Duxiaoman-DI/XuanYuan-70B

Warm
Public
70B
FP8
8192
Sep 22, 2023
License: llama2
Hugging Face
Overview

Overview

XuanYuan-70B is a 70 billion parameter large language model developed by Duxiaoman-DI, built upon the Llama2-70B architecture. It undergoes extensive Chinese language enhancement and incremental pre-training with a mix of general and financial corpora. A key innovation is its extended context length of 8192 tokens, achieved during the pre-training phase, addressing the need for long-text processing in financial scenarios.
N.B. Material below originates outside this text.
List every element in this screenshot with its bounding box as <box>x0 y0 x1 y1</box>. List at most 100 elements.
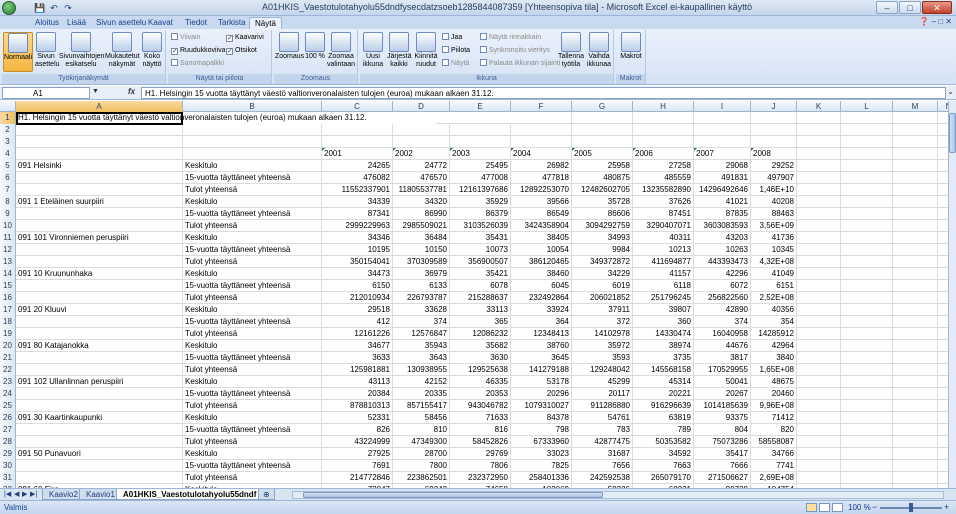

The model is available in base and chat versions, with 8-bit and 4-bit quantized chat models also provided to reduce hardware requirements.

Key Capabilities

  • Financial Domain Specialization: Enhanced performance in financial tasks through targeted pre-training data (financial news, company announcements, financial encyclopedias, etc.) and instruction tuning.
  • Extended Context Window: Supports an 8192-token context length, crucial for analyzing lengthy financial documents and complex business scenarios.
  • Multilingual Support: Maintains strong English capabilities from its Llama2 base while significantly improving Chinese language proficiency through a 3:1 Chinese-English data ratio in incremental pre-training.
  • Instruction Following: The chat model is fine-tuned using a two-stage process, combining 10M open-source multilingual instruction data with 200K high-quality, self-developed general and financial instruction data.
  • Quantized Versions: Offers 8-bit and 4-bit quantized chat models, significantly reducing VRAM requirements (e.g., 4-bit model requires 35GB VRAM compared to 129GB for the full model) with minimal performance degradation.

Good for

  • Financial Analysis: Ideal for applications requiring deep understanding and generation of financial texts, reports, and market analysis.
  • Long Document Processing: Suitable for tasks involving lengthy financial documents, contracts, or research papers due to its 8K context window.
  • Multilingual Financial Chatbots: Can power chatbots and conversational AI systems that need to operate in both Chinese and English within the financial sector.
  • Resource-Constrained Deployment: The 8-bit and 4-bit quantized versions enable deployment on hardware with limited GPU memory, making it accessible for a wider range of users and applications.